Many books have been written about the Central and South Pacific islands since the
old seamen-navigators recorded their voyages. In the last half-century, most have
come from travellers and tourists, and only a few (now happily increasing) from
islanders themselves (or onetime residents) who well know the difficulties as well as the
pleasures of life in these remote groups. Post-war accounts of Pacific life by seamen
themselves are particularly scarce.
Roddy Cordon, who spent some seven years in Tarawa, the headquarters of the then
Gilbert and Ellice Islands Colony (present-day Kiribati and Tuvalu) has now brought
together facts, tales and anecdotes mainly about this small Colony, but as the book's title
indicates, has interwoven with these the stories of one such seaman, Vic Ward.
After the 1939-45 war, in which two of his ships were sunk. Captain Ward served in
two of the London Missionary Society's ships which were so well-known and welcome
from Samoa to Papua and in the waters between. In 1952 he moved from Mission service
to that of Government (with all its red tape as the book brings out), and then spent nearly
25 years in command of various ships working out of Tarawa but well-known throughout
the two million-odd square miles of sea which made up the Colony.
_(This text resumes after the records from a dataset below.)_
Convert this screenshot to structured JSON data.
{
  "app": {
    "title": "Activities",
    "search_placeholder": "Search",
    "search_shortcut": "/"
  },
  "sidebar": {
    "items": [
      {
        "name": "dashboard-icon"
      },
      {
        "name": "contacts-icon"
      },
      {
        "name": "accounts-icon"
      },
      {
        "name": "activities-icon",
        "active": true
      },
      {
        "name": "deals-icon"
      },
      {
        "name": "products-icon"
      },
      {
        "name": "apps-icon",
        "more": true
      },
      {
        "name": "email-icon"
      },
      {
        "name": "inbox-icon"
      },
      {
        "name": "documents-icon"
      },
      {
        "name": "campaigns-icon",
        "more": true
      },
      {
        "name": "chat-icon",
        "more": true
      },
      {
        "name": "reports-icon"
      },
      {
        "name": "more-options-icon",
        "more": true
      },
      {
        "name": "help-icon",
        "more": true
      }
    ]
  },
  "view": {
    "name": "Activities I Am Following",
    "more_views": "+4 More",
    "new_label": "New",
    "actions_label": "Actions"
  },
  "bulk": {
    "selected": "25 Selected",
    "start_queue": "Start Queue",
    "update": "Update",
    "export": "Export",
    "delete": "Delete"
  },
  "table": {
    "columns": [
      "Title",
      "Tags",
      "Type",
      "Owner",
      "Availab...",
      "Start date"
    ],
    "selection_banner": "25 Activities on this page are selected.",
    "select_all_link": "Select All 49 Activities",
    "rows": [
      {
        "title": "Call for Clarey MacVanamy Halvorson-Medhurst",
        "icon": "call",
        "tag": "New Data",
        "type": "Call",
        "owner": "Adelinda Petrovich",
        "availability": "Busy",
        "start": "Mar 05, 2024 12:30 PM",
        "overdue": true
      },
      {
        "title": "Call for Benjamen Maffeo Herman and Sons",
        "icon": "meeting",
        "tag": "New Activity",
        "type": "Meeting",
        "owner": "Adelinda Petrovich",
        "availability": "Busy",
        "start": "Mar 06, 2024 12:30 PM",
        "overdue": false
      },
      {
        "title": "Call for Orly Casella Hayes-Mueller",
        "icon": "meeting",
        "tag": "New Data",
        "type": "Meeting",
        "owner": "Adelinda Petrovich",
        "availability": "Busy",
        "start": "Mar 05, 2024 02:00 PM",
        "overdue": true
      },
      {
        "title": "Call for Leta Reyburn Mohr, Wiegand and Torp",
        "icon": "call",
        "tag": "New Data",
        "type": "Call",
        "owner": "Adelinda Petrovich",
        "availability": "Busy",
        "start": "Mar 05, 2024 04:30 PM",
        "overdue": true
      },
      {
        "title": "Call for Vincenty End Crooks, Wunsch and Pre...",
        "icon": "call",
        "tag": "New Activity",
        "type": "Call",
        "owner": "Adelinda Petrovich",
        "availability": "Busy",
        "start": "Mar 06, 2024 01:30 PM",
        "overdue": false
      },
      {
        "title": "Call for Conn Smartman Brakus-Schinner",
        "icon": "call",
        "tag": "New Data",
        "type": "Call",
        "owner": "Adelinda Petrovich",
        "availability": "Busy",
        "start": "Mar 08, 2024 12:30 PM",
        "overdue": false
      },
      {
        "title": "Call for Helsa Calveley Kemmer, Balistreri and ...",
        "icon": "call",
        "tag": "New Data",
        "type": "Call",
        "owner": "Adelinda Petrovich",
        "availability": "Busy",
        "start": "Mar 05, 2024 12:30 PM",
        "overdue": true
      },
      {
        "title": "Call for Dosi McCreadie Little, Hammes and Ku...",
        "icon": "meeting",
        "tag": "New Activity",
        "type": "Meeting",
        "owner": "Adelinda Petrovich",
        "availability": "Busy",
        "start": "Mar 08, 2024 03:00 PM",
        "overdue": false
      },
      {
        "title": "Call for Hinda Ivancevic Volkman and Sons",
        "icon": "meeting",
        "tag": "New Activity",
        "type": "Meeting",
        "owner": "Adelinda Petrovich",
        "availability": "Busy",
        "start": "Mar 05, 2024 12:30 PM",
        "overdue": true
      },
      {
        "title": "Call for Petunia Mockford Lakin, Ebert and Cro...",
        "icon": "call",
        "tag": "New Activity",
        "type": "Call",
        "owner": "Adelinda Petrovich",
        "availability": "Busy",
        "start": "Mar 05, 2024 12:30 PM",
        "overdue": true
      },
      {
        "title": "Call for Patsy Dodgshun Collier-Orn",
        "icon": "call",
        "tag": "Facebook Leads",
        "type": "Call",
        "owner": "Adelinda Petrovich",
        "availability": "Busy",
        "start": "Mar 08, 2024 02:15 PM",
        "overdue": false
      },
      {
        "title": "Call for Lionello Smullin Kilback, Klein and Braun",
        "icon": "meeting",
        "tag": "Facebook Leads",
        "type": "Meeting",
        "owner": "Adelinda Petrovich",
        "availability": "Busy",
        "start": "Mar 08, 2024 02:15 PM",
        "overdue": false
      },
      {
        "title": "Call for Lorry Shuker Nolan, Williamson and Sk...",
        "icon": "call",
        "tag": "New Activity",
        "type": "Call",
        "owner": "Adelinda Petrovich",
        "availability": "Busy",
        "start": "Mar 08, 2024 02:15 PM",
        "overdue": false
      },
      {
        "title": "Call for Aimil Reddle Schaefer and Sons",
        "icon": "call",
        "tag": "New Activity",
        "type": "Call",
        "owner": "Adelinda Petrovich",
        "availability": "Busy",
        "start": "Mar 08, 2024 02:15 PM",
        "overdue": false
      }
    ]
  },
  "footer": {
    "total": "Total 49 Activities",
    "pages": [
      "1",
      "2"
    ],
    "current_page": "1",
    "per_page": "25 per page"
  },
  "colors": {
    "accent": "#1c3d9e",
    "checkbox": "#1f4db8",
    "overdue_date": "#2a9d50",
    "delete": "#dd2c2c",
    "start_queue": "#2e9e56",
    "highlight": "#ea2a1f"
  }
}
This inexpensive book is easy reading and Vic Ward's stories and the other informative
material that Roddy Cordon has included will "beguile the evening hours", though
some of the anecdotes - portraying bumbling officialdom - appear to support those who
called the colony the Gilbert and Sullivan Islands. But it is valuable for Captain Ward's
personal recollections of his life (including a fascinating account of the wreck of the
John Williams V on a wrongly charted reef in Samoa), which are all too brief.